Harnessing Ocean-Based Climate Solutions to Protect People and the Planet
The ocean’s potential to mitigate climate change remains an underused superpower. We now know that ocean renewable energy, such as offshore wind, could account for ten percent of the emission reductions needed to achieve a safer climate future. Protecting mangroves and other coastal ecosystems could also contribute up to three percent, while helping to protect local communities from storm surges.
Governments need to adopt responsible ocean-based climate solutions to reach well below two degrees Celsius warming while also reducing climate impacts on the ocean. We will fund work to secure a set of standards and sound governance for the emerging field of ocean carbon dioxide removal, and, in California, promote policies and decision-making that prioritize the most effective, sustainable, and equitable ways to harness offshore wind to address climate change. As we embark on this work, we will focus on strong engagement by Tribal governments as well as scientific and conservation communities. As a longtime climate mitigation and ocean conservation funder, we accept the challenge to help ensure that the ocean plays its vital role in climate mitigation – thereby reducing climate impacts on the ocean itself – in ways that strengthen local communities and a healthy ocean.
Frances Wang leads ClimateWorks Foundation’s marine carbon dioxide removal initiative. The Packard Foundation supports ClimateWorks‘ efforts to better understand how best to remove greenhouse gas emissions that we’ve already added to the atmosphere, using the power of the ocean.
The Packard Foundation supports leaders like Violet Sage Walker, who is the Tribal Chair of the Northern Chumash Tribal Council, and the Nominator of the proposed Chumash Heritage National Marine Sanctuary in California. She campaigns tirelessly for the proposed 7,000-square mile marine sanctuary to regain her community’s fundamental rights. After nearly a decade in consultation on wind energy, Violet offers a unique perspective on the pitfalls to be avoided and ways to equitably include the local community.

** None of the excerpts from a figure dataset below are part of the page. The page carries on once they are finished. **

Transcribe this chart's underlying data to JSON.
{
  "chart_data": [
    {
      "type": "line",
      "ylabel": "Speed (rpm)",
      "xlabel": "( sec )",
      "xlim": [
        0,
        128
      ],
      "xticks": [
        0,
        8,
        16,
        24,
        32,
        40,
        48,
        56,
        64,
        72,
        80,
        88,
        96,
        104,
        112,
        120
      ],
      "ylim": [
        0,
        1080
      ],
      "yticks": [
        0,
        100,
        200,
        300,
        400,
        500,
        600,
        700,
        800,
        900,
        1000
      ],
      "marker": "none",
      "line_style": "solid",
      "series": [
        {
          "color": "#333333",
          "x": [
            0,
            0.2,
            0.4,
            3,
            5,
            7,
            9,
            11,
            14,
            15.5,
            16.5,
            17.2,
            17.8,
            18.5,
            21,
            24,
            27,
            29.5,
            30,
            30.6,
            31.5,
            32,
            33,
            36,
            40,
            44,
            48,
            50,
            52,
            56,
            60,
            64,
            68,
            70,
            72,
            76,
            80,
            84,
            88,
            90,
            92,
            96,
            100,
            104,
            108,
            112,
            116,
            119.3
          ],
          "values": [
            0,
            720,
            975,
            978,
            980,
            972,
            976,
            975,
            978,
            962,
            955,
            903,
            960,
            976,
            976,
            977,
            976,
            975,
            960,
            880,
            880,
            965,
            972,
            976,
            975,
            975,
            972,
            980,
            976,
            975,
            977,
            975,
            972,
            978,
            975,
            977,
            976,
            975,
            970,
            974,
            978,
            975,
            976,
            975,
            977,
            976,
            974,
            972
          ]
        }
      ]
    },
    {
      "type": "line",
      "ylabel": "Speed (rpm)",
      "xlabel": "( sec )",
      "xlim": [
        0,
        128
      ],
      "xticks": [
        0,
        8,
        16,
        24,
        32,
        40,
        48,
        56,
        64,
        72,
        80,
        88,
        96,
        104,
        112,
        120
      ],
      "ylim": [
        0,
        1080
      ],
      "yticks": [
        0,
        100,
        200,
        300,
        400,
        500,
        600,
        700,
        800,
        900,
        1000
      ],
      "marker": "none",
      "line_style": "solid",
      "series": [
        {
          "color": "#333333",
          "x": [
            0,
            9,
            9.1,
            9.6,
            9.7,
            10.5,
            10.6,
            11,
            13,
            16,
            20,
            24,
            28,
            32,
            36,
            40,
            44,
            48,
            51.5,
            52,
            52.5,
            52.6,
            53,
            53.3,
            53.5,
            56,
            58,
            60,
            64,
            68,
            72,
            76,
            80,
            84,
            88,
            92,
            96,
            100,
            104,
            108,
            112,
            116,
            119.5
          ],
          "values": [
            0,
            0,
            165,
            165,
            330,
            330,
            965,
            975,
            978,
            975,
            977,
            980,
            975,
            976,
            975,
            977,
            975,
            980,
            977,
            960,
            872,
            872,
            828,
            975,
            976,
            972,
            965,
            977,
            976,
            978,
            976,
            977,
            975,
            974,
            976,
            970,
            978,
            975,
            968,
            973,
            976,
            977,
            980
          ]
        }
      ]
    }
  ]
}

We are partnering with inspiring leaders and organizations around the world to stimulate more enduring progress, so that marine fisheries are sustainably and equitably managed, ocean-reliant communities are leading work that contributes to protecting 30% of marine habitats by 2030, and ocean-based climate solutions are adopted to protect ocean health, achieve a safer climate future, and meet the needs of local communities. Ocean ecosystems are capable of remarkable recovery and resilience when solutions are designed to work for both people and ocean health. In partnership with local communities, we can protect and restore the ocean for people and nature now and in the future.